Mohammed Hanif | |
Birth Date: | November 1964 |
Birth Place: | Okara, Punjab, Pakistan |
Occupation: | Writer, journalist |
Nationality: | |
Spouse: | Nimra Bucha |
Alma Mater: | University of East Anglia, Pakistan Air Force Academy |
Period: | 2008–present |
Notableworks: | A Case of Exploding Mangoes |
Awards: | Wellcome Book Prize, Sitara-i-Imtiaz, Commonwealth Prize for Best Book |
Mohammed Hanif (born November 1964) is a British-Pakistani writer and journalist who writes a monthly opinion piece in The New York Times.[1]

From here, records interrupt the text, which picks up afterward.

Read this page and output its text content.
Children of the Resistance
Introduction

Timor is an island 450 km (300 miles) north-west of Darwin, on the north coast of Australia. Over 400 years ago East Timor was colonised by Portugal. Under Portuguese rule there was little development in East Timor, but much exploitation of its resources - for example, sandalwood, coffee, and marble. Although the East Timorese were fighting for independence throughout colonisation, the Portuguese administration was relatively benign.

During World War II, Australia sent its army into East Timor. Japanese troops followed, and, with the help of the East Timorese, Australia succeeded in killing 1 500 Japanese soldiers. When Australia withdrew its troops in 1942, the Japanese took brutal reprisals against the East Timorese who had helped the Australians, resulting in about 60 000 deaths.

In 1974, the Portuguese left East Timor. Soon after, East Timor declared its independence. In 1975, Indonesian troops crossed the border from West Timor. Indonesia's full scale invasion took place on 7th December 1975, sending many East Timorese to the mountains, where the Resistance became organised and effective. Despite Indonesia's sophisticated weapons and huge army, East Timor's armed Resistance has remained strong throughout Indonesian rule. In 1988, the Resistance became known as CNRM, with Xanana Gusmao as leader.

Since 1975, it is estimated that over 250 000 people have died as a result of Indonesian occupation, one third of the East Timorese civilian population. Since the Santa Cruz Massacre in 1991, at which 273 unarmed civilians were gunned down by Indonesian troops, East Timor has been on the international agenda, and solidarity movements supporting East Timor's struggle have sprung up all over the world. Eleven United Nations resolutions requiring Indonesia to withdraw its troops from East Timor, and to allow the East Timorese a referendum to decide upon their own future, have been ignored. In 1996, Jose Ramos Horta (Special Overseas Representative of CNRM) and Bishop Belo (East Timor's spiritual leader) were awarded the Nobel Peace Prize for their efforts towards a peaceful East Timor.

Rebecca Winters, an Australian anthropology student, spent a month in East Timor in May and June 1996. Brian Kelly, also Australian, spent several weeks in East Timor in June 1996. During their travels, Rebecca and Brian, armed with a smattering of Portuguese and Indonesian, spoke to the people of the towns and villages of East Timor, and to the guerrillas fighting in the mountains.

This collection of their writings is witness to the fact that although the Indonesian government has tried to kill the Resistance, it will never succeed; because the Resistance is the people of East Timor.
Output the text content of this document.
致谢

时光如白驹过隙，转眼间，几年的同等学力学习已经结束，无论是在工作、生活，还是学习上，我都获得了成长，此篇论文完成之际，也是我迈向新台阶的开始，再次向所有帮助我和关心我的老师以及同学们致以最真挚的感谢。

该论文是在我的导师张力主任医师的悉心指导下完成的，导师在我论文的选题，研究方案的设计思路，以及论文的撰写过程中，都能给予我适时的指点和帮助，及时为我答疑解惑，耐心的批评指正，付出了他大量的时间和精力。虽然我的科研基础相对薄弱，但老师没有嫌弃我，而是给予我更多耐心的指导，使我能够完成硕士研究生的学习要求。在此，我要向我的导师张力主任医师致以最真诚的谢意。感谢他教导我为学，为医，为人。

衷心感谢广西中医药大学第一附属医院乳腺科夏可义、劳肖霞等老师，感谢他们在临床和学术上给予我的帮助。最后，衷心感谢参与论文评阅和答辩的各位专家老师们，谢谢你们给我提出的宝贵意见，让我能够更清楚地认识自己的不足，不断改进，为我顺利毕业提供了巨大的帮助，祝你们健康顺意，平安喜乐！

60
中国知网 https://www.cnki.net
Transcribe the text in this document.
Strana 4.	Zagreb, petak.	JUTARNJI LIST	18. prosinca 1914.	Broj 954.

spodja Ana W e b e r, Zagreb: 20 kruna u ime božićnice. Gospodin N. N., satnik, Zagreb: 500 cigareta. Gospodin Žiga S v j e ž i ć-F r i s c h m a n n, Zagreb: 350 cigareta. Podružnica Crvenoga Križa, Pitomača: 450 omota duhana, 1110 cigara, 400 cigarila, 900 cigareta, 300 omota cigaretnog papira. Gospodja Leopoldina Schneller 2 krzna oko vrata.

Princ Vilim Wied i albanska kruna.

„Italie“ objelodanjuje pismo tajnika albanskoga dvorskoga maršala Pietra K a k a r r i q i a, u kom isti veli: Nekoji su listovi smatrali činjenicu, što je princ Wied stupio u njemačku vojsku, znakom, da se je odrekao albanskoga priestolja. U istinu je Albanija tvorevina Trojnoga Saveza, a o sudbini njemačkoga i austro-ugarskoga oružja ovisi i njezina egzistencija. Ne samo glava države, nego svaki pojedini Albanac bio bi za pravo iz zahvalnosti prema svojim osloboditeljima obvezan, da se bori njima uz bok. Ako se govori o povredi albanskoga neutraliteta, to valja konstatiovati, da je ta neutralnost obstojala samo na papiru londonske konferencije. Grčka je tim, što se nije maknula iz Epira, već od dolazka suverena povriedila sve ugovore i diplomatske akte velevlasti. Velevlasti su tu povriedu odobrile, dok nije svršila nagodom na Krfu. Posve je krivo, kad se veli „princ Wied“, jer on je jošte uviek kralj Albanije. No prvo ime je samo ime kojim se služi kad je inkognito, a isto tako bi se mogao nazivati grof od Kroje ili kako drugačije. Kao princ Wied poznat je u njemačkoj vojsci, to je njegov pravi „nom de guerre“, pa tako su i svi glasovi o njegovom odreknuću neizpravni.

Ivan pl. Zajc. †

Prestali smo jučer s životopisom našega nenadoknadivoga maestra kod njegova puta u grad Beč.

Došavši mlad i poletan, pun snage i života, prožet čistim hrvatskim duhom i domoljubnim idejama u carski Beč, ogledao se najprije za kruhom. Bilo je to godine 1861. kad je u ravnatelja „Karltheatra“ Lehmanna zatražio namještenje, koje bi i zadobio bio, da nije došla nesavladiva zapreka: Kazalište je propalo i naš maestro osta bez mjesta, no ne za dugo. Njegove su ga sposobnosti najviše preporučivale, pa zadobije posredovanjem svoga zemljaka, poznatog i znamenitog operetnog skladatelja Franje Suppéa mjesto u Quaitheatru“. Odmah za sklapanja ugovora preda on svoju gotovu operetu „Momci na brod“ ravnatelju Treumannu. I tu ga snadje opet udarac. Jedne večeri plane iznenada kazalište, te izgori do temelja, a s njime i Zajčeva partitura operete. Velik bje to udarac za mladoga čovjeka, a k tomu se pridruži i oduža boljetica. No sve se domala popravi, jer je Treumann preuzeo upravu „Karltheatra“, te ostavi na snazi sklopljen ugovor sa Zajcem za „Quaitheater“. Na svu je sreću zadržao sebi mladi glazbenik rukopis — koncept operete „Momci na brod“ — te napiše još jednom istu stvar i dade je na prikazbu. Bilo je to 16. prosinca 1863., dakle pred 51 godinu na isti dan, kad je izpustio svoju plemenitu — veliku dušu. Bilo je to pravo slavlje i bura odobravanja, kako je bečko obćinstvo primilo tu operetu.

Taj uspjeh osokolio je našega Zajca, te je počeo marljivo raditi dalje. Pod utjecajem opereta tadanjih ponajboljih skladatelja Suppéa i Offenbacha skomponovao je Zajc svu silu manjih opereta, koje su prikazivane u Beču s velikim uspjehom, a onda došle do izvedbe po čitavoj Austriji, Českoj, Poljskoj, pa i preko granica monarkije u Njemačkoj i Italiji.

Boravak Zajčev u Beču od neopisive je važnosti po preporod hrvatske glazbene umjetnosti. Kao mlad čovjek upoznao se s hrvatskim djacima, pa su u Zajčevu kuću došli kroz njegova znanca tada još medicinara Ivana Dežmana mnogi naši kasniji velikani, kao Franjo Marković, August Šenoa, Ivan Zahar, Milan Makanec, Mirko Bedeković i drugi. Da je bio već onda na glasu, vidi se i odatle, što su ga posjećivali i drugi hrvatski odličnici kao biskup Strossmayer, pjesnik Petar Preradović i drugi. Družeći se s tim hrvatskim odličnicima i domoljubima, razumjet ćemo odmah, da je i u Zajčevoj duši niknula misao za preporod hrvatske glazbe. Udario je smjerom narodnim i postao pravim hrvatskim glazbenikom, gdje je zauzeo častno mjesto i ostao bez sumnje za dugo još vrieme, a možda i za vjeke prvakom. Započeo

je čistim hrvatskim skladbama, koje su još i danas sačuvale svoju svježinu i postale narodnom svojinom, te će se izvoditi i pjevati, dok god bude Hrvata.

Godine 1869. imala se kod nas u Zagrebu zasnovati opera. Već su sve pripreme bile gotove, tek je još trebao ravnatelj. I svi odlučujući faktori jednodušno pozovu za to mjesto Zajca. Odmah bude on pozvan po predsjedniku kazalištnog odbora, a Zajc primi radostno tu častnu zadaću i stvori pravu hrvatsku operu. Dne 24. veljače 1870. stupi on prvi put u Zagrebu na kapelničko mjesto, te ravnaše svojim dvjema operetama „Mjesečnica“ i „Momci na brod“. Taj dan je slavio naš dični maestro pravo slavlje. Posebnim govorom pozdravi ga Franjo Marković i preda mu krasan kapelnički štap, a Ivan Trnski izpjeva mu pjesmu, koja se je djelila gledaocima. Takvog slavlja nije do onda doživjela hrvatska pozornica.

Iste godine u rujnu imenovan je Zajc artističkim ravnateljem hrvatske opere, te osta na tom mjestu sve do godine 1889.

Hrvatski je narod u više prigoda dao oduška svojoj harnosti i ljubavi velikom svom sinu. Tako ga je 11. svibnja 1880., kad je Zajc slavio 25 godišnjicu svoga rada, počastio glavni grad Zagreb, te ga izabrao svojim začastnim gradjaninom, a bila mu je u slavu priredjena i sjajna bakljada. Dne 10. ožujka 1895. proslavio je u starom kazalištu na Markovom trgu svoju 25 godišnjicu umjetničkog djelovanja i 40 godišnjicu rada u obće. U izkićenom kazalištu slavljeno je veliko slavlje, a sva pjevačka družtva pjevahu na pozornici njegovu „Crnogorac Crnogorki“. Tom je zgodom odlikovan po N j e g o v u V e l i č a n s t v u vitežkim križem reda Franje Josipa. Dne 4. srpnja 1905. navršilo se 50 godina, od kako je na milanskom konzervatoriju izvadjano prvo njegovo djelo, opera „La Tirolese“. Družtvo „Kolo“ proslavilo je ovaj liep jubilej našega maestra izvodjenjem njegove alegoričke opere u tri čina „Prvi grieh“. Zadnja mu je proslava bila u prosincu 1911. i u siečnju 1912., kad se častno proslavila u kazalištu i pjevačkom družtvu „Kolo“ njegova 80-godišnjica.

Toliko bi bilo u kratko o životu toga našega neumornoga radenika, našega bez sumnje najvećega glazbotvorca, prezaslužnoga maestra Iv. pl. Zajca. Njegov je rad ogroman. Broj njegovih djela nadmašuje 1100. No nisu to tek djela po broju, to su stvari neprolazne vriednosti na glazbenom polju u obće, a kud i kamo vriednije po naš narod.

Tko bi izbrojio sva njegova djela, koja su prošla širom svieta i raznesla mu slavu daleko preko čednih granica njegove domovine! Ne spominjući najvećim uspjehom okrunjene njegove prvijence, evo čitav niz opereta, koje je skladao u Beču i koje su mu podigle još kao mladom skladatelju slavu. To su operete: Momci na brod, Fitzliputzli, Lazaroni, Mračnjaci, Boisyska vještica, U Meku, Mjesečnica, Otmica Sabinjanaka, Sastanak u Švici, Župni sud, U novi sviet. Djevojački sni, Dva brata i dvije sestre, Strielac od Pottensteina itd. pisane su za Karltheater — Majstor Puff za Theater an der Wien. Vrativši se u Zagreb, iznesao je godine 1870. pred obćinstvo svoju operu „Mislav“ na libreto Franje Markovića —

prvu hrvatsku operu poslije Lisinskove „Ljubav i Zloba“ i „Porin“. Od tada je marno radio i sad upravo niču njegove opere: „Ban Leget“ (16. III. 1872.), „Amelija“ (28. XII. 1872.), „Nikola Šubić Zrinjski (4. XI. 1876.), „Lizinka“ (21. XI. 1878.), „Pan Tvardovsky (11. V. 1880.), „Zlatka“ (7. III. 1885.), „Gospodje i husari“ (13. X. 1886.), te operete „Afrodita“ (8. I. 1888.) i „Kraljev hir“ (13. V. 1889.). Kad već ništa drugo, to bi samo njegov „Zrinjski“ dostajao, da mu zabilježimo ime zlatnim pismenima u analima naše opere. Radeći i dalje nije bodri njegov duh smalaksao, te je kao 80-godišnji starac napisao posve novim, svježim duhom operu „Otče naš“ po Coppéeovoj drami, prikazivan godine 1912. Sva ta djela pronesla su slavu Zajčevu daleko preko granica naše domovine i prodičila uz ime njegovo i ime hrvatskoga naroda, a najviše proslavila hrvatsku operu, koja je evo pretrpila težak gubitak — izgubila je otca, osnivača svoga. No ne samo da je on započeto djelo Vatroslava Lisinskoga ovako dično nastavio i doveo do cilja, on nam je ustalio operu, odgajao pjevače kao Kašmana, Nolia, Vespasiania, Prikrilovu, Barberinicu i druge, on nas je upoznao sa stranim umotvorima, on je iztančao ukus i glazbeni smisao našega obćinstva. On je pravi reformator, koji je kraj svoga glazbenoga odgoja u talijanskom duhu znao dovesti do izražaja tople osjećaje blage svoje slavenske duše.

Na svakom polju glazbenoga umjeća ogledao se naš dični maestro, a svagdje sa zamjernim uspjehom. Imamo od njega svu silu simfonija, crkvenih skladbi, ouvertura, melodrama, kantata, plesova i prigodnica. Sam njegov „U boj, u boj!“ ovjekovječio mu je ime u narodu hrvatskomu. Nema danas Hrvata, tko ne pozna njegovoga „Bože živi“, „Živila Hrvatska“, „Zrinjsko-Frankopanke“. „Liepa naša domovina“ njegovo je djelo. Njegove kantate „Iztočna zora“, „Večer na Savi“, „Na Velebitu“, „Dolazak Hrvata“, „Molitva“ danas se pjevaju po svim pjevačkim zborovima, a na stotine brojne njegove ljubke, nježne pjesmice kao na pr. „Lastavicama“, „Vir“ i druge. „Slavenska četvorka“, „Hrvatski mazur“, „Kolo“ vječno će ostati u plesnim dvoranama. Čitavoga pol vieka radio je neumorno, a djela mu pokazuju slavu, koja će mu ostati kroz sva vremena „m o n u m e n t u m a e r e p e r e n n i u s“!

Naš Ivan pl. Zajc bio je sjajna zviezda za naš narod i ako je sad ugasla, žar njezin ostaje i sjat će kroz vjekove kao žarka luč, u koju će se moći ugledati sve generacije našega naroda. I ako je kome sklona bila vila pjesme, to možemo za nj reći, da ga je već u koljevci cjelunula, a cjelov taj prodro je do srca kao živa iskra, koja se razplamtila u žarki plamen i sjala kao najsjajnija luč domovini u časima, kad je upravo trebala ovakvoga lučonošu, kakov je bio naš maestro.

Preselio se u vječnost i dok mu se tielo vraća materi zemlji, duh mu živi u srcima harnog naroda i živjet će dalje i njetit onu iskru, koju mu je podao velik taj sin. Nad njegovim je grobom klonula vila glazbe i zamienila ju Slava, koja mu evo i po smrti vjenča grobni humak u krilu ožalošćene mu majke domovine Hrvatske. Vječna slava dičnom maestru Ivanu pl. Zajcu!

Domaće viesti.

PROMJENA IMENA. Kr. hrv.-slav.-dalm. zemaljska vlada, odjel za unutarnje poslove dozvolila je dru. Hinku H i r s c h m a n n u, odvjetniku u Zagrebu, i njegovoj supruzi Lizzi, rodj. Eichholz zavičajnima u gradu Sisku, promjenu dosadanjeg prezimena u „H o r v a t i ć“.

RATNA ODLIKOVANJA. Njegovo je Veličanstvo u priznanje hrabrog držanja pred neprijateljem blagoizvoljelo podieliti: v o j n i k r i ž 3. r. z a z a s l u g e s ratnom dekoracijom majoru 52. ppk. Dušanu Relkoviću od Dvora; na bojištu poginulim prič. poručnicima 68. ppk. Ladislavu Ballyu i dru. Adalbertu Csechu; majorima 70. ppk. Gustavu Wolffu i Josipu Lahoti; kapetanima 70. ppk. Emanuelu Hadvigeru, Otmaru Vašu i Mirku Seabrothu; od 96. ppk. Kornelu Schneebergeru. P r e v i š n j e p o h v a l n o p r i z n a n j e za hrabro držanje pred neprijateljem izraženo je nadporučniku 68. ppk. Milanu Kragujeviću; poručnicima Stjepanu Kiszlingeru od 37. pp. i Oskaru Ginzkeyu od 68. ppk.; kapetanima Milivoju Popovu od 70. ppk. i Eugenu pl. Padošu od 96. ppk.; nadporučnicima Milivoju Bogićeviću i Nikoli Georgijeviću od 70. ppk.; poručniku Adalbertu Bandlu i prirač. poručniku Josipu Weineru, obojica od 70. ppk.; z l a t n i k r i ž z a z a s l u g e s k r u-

Hanif is the author of the critically acclaimed novel A Case of Exploding Mangoes, which was longlisted for the Man Booker Prize, shortlisted for the Guardian First Book Award, and won the Commonwealth Prize for Best Book.[2] His second book, Our Lady of Alice Bhatti, won the Wellcome Book Prize. He also worked as a correspondent for the BBC News based in Karachi and was the writer of an acclaimed feature film about the city, The Long Night.[3] [4] [5] His work has been published by The New York Times,[6] [7] The Daily Telegraph,[8] The New Yorker[9] and The Washington Post. His play The Dictator's Wife has been staged at the Hampstead Theatre.[10]
He was born in Okara, Punjab. He graduated from Pakistan Air Force Academy as a pilot officer, but subsequently left to pursue a career in journalism.[11] He initially worked for Newsline and wrote for The Washington Post and India Today. He is a graduate of the University of East Anglia.[12] In 1996, he moved to London to work for the BBC. Later, he became the head of the BBC's Urdu service in London.[12] He moved back to Pakistan in 2008.[13]
His first novel A Case of Exploding Mangoes (2008) was shortlisted for the 2008 Guardian First Book Award[14] and longlisted for the 2008 Man Booker Prize.[15] It won the 2009 Commonwealth Book Prize in the Best First Book category[16] and the 2008 Shakti Bhatt First Book Prize.[17]
Hanif has also written for the stage and screen, including a feature film, The Long Night (2002), a BBC radio play, What Now, Now That We Are Dead?, and the stage play The Dictator's Wife (2008).[18] His second novel, Our Lady of Alice Bhatti, was published in 2011.[19] It was shortlisted for the Wellcome Trust Book Prize (2012),[20] and the DSC Prize for South Asian Literature (2013).[21]
He is currently collaborating with composer Mohammed Fairouz on an opera titled Bhutto.[22]
In 2018, he wrote a novel called Red Birds.
Hanif's style has often been compared with that of the author Salman Rushdie, although Hanif himself disagrees with this assessment. Once, to a question if he had grown up wanting to be a writer like Salman Rushdie, he said that while "[e]verybody of a certain age wanted to write like Rushdie and so did I", he would not want being "hunted around the world."[23]
In opposition to Pakistan's ongoing persecution of the Baloch people and police crackdown during a protest march in Islamabad on December 20, 2023, Mohammed Hanif has returned his "Sitara-e-Imtiaz" award.[24]